Klein was charged in Iowa state court with two offenses: (1) possession of more than five grams of methamphetamine with intent to deliver, see Iowa Code § 124.401(1)(b)(7), and (2) failure to possess a tax stamp as a dealer of a controlled substance, an offense that requires possession of seven grams or more of methamphetamine. See id. §§ 453B.1(3), 453B.3, 453B.12.

Klein was arraigned on June 20, 2017, and he was detained pending trial. After Klein moved to suppress evidence seized from the apartment, the county attorney elected not to proceed with the case. The prosecution moved to dismiss the charges, and the court granted a dismissal on November 7, 2017. Klein was released from jail several days later.

Klein brought this action in Iowa district court on November 6, 2019, alleging civil rights violations under federal and Iowa state law. Steinkamp removed the case to federal court, and the district court exercised jurisdiction over claims arising under both federal and state law. See 28 U.S.C. §§ 1331, 1367. The court ultimately granted Steinkamp’s motion for summary judgment and dismissed the action. Summary judgment is warranted when there is no genuine dispute as to any material fact and the movant is entitled to judgment as a matter of law. Fed. R. Civ. P. 56(a). We review the question de novo.

II.

Klein argues that the district court erred in dismissing as untimely his claims alleging false arrest and unlawful seizure under Iowa law. Those claims are governed by Iowa Code § 670.5, which provides that a person claiming damages arising from an injury caused by a municipal officer must commence an action “within two years

-3- after the alleged wrongful . . . injury.” See Venckus v. City of Iowa City, 930 N.W.2d 792, 807-08 (Iowa 2019).

Under Iowa law, an injury occurs at the time of the unlawful act that gives rise to the claim. See Doe v. New London Cmty. Sch. Dist., 848 N.W.2d 347, 351-54 (Iowa 2014); Venckus, 930 N.W.2d at 809. There is no evidence that Steinkamp played a role in ordering Klein detained after the date of arrest. If Steinkamp made a false arrest or an unlawful seizure, then he injured Klein at the time of the arrest on June 19, 2017. Klein was thus required to bring an action against Steinkamp on these claims by June 19, 2019. His lawsuit filed in November 2019 was untimely.
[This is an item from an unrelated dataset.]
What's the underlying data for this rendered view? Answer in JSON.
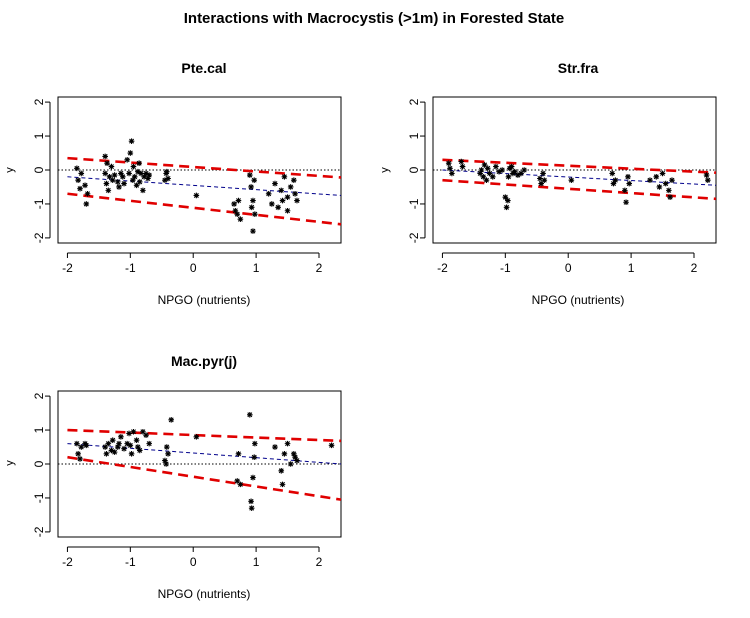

Klein argues that Children v. Burton, 331 N.W.2d 673 (Iowa 1983), indicates that the date of injury for a false arrest and seizure of a person extends through a succeeding period of confinement. Children, however, did not address the timeliness of an action, but rather concerned whether there was probable cause to support an arrest. In that context, the court explained that any liability for false arrest must have arisen within the time that the plaintiff was confined—that is, “within the period commencing with the original arrest of [the plaintiff] and terminating with his release on recognizance”—and that evidence about what the defendant learned later was not relevant. Id. at 678. But when the question is the timeliness of an action, an injury from a false arrest occurs on the date of the arrest, not on a subsequent date of release from custody. Indeed, outside the context of the current § 670.5, the Iowa Court of Appeals has ruled that a false arrest claim accrued on the date of the arrest, meaning that the injury and all other elements of the claims were satisfied then. See Crouse v. Iowa Orthopaedic Ctr., No. 03-1626, 2005 WL 1224577, at *4 (Iowa Ct. App. May 25, 2005).

The result is the same on Klein’s claims under federal law. The statute of limitations for Klein’s claims under 42 U.S.C. § 1983 is two years from the date when the claims accrued. See Walker v. Barrett, 650 F.3d 1198, 1205 (8th Cir. 2011); Iowa

-4- Code § 614.1. Klein’s false arrest claim accrued when he was bound over for trial on June 20, 2017. See Wallace v. Kato, 549 U.S. 384, 391-92 (2007). His unlawful seizure claim accrued at the time of the seizure, on June 19, 2017. See Hall v. Elrod, 399 F.